Women Part 2: You Might Think I’m Crazy But I’m Serious
Black Lux Festival im Ballhaus Naunynstrasse | 28.-30. August
Mit Ana Pi, Ghyslaine Gau und Annabel Guérédrat|



[1]  „Hey Süße, Du siehst gut aus!“
[2] „Mir schien, dass der Ausgangspunkt [ein Stück über Schwarzen Feminismus machen zu wollen], zu militant und deutlich für die Bühne war. Für mich war es besser von meiner ganz persönlichen Realität auszugehen, die viel ambivalenter, widersprüchlicher und unregelmäßiger ist.“
[3] Vgl.  „Women“ (Rio de Janeiro, 2012) Duo mit Monica Da Costa und Trio mit Ghyslaine Gau und Ana Pi (u.a. Fort-de-France 2012) beschäftigt sich mit Repräsentationen von Schwarzen Frauen in weißen und Schwarzen Kontexten; A freak show for S.“ (Montréal, 2011) Solostück in Hommage an Sara Baartmann; Un solo qui ne va pas plaire à ma mère“ (Montpellier, 2009) Solostück über die Widersprüchlichkeit der karaibischen Identitäten.

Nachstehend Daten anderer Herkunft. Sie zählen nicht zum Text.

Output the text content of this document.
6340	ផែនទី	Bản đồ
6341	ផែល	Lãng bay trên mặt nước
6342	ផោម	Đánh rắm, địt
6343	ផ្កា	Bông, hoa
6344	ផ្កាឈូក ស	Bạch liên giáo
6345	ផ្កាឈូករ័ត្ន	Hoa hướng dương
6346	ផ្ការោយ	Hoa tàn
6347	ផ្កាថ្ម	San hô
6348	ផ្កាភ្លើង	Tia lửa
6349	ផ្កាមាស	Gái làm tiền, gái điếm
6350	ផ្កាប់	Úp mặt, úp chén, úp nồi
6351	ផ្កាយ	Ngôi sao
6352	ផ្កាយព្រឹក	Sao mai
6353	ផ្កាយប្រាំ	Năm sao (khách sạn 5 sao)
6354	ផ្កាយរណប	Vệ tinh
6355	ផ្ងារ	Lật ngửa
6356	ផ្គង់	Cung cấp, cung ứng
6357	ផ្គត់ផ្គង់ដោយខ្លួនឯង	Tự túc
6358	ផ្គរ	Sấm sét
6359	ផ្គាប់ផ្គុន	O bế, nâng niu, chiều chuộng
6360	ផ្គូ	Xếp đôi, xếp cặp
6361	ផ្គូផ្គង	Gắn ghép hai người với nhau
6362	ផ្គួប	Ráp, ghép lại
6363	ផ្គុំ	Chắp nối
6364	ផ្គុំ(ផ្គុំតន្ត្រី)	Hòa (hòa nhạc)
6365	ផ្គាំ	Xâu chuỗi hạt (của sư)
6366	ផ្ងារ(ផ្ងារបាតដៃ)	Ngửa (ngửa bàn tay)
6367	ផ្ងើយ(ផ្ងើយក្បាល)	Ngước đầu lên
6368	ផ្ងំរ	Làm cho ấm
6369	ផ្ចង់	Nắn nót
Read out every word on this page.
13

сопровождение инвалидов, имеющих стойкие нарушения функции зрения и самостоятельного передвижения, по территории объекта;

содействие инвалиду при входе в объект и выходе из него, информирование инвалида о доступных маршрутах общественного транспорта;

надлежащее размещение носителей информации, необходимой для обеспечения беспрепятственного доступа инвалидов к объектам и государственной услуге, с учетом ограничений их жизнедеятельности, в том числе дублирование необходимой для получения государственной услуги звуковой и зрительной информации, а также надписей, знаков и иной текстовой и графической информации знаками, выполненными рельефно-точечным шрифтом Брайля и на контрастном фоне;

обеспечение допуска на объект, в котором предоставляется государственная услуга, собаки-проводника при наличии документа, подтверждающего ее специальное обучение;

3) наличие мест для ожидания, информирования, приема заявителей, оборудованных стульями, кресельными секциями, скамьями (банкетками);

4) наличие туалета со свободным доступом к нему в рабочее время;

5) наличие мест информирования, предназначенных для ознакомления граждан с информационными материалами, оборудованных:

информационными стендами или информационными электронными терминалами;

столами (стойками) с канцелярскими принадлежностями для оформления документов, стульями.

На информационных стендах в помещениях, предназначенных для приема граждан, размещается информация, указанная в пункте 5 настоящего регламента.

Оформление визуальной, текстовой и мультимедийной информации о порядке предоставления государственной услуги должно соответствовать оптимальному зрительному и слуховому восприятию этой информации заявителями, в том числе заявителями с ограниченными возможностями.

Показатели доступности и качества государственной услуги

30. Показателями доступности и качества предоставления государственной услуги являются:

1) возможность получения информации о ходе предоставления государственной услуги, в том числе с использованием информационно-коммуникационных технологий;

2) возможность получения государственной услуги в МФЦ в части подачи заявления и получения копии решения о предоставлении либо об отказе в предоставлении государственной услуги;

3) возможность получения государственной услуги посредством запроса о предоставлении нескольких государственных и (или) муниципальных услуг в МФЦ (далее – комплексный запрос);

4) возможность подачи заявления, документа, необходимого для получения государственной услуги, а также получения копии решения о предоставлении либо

[4]  Vgl. Daude, Daniele: „Gesten-Knoten-Korrespondenz“ In: Oper als Aufführung, Bielefeld 2013
[5] Vgl. „Women, Part Two: You might think I’m crazy, but I’m serious“ erkundet den weiblichen Körper als einen politischen Körper, der aus Fantasien besteht, die auf ihn projiziert werden. Eine radikale Stellungnahme zwischen Chaos und Grenzüberschreitung“. In Black Lux – Ein Heimatfest aus Schwarzen Perspektiven, Ballhaus Naunynstrasse, Programmheft, Berlin 28-29. August 2013   
[6] Vgl. Schouten, Sabine: Sinnliches Spüren: Wahrnehmung und Erzeugung von Atmosphären im Theater, Berlin 2007
[7] Vgl. „[Nina Simone] und andere der ganz Großen - Josephine Baker, Rosa Parks, Angela Davis, Toni Morrison, Audre Lorde und viele andere mehr- inspirieren im Zusammenspiel mit den eigenen Biografien der Künstlerinnen von Cie Artincidence eine queere Performance“. In Black Lux – Ein Heimatfest aus Schwarzen Perspektiven, Ballhaus Naunynstrasse, Programmheft, Berlin 28-29. August 2013   
[8] Vgl. hooks, bell: „Ending female sexual oppression“ In: Feminist Theory. From Margin To Center, Cambridge 2nd Ed. 2000
[9] Vgl. Verkauf von Versklavten Menschen auf Märkte, Europäische Völker- und Freakschauen etc.